Direktur Kerja Sama dan Humas PPATK Tuti Wahyuningsih mengatakan, ketiga modus atau karakteristik penghimpunan dana terorisme itu merupakan hasil pemantauan PPATK di sepanjang tahun 2021.
“Pada 2021 ini, memang itu ada tiga hal (modus) yang sangat mengemuka. Pertama, ada donasi dari pribadi, kemudian penyalahgunaan donasi yayasan, dan pendanaan dari badan usaha yang sah,” ujar Tuti saat menjadi narasumber dalam Podcast Kafe Toleransi bertajuk “PPATK Bongkar Modus Pendanaan Terorisme” dikutip Antara, Sabtu (18/12).
Sebelum itu, tepatnya pada 2015, penghimpunan dana terorisme di Indonesia cenderung melalui praktik kekerasan, termasuk perampokan.
“Pada 2015, masih cukup kental terkait pendanaan dengan kekerasan, seperti perampokan. Sudah ada juga melalui donasi yayasan,” katanya.
Namun, terjadi perubahan pola penghimpunan dana terorisme pada 2019, yakni dari semula perampokan menjadi penggalangan donasi melalui media sosial.
Meskipun telah mengetahui tiga modus penggalangan dana dan pola perubahannya, menurut Tuti, PPATK masih menghadapi sejumlah kendala dalam upaya menguak dan memutus aliran pendanaan terorisme.
Beberapa kendala yang dimaksud ialah modus penggalangan dana yang selalu berubah, termasuk nama donasi pribadi, yayasan, dan kegiatan usahanya.
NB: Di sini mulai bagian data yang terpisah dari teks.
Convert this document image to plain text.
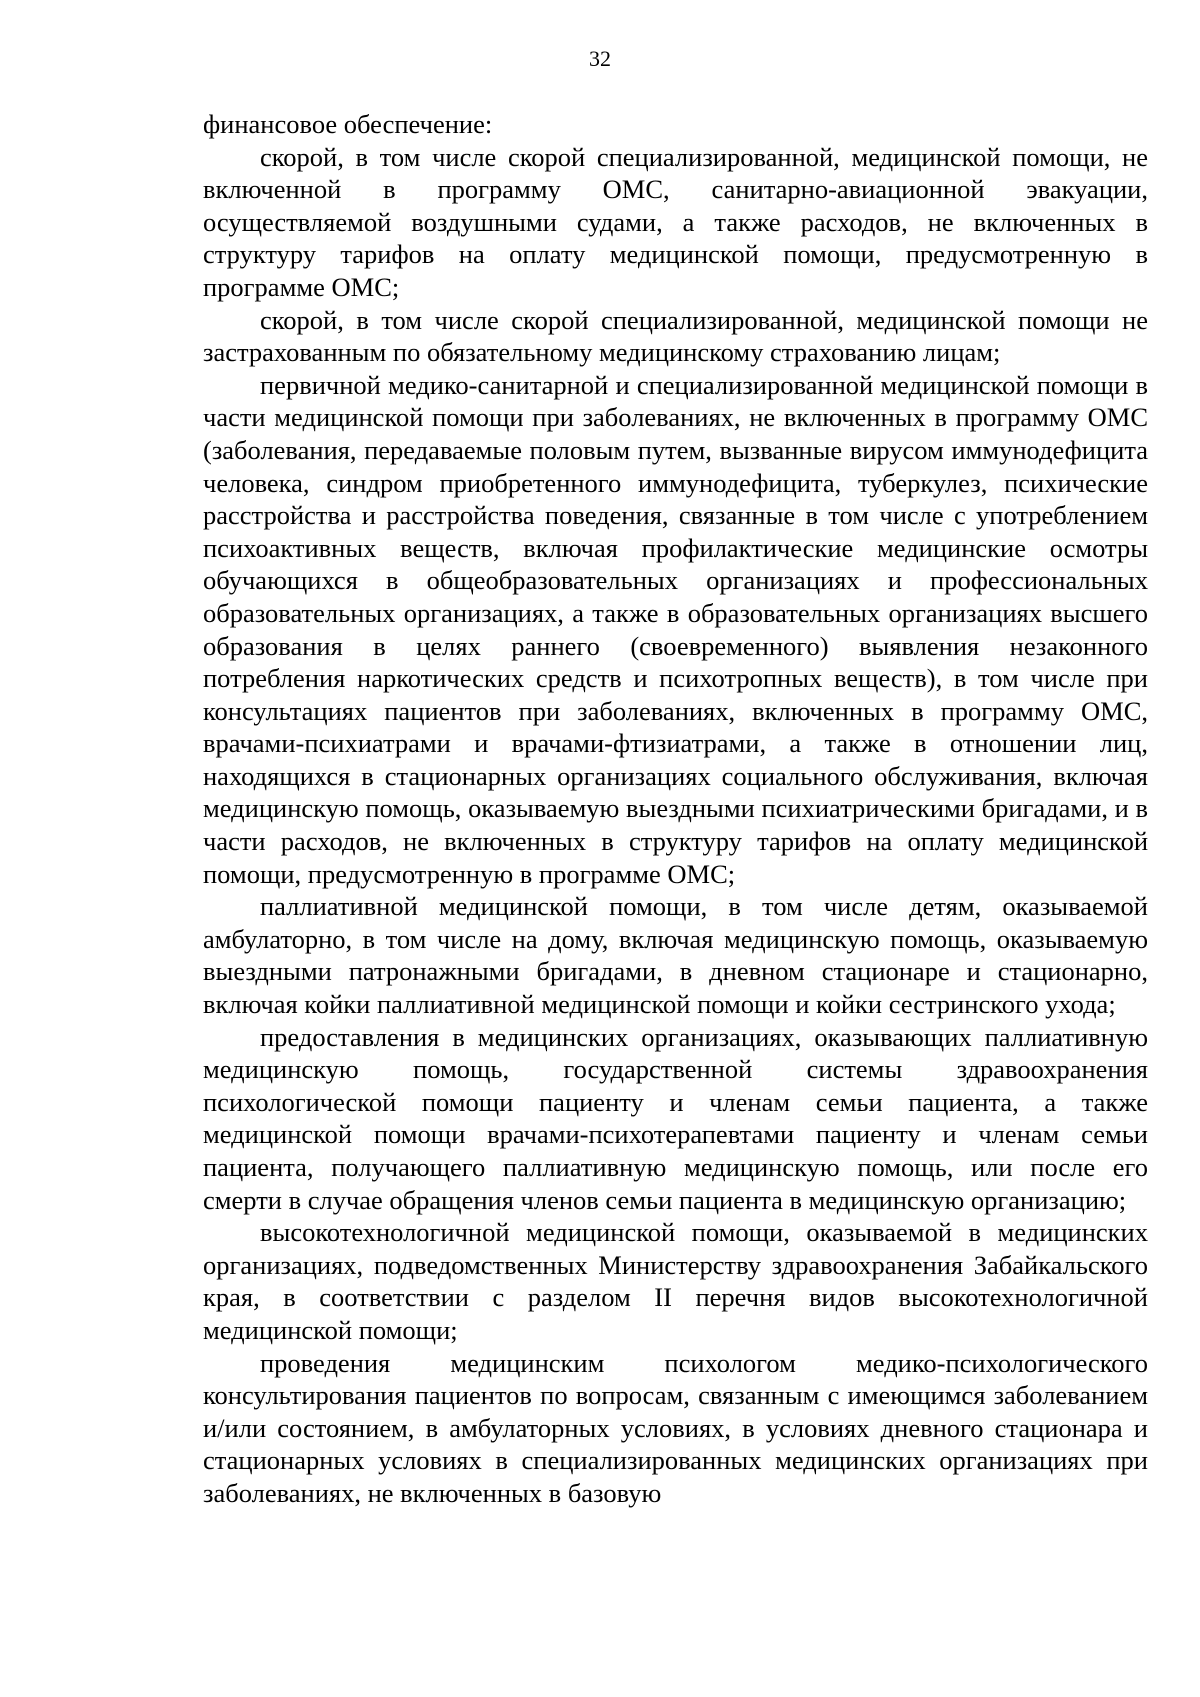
32

финансовое обеспечение:

скорой, в том числе скорой специализированной, медицинской помощи, не включенной в программу ОМС, санитарно-авиационной эвакуации, осуществляемой воздушными судами, а также расходов, не включенных в структуру тарифов на оплату медицинской помощи, предусмотренную в программе ОМС;

скорой, в том числе скорой специализированной, медицинской помощи не застрахованным по обязательному медицинскому страхованию лицам;

первичной медико-санитарной и специализированной медицинской помощи в части медицинской помощи при заболеваниях, не включенных в программу ОМС (заболевания, передаваемые половым путем, вызванные вирусом иммунодефицита человека, синдром приобретенного иммунодефицита, туберкулез, психические расстройства и расстройства поведения, связанные в том числе с употреблением психоактивных веществ, включая профилактические медицинские осмотры обучающихся в общеобразовательных организациях и профессиональных образовательных организациях, а также в образовательных организациях высшего образования в целях раннего (своевременного) выявления незаконного потребления наркотических средств и психотропных веществ), в том числе при консультациях пациентов при заболеваниях, включенных в программу ОМС, врачами-психиатрами и врачами-фтизиатрами, а также в отношении лиц, находящихся в стационарных организациях социального обслуживания, включая медицинскую помощь, оказываемую выездными психиатрическими бригадами, и в части расходов, не включенных в структуру тарифов на оплату медицинской помощи, предусмотренную в программе ОМС;

паллиативной медицинской помощи, в том числе детям, оказываемой амбулаторно, в том числе на дому, включая медицинскую помощь, оказываемую выездными патронажными бригадами, в дневном стационаре и стационарно, включая койки паллиативной медицинской помощи и койки сестринского ухода;

предоставления в медицинских организациях, оказывающих паллиативную медицинскую помощь, государственной системы здравоохранения психологической помощи пациенту и членам семьи пациента, а также медицинской помощи врачами-психотерапевтами пациенту и членам семьи пациента, получающего паллиативную медицинскую помощь, или после его смерти в случае обращения членов семьи пациента в медицинскую организацию;

высокотехнологичной медицинской помощи, оказываемой в медицинских организациях, подведомственных Министерству здравоохранения Забайкальского края, в соответствии с разделом II перечня видов высокотехнологичной медицинской помощи;

проведения медицинским психологом медико-психологического консультирования пациентов по вопросам, связанным с имеющимся заболеванием и/или состоянием, в амбулаторных условиях, в условиях дневного стационара и стационарных условиях в специализированных медицинских организациях при заболеваниях, не включенных в базовую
Selain itu, sumbangan yayasan melalui kotak-kotak amal pun sulit untuk dilacak, bahkan selalu populer digunakan karena masyarakat Indonesia cenderung berjiwa sosial tinggi dan dermawan. “Kita itu sangat sosial dan masyarakat Indonesia cenderung generous (dermawan),” kata dia pula.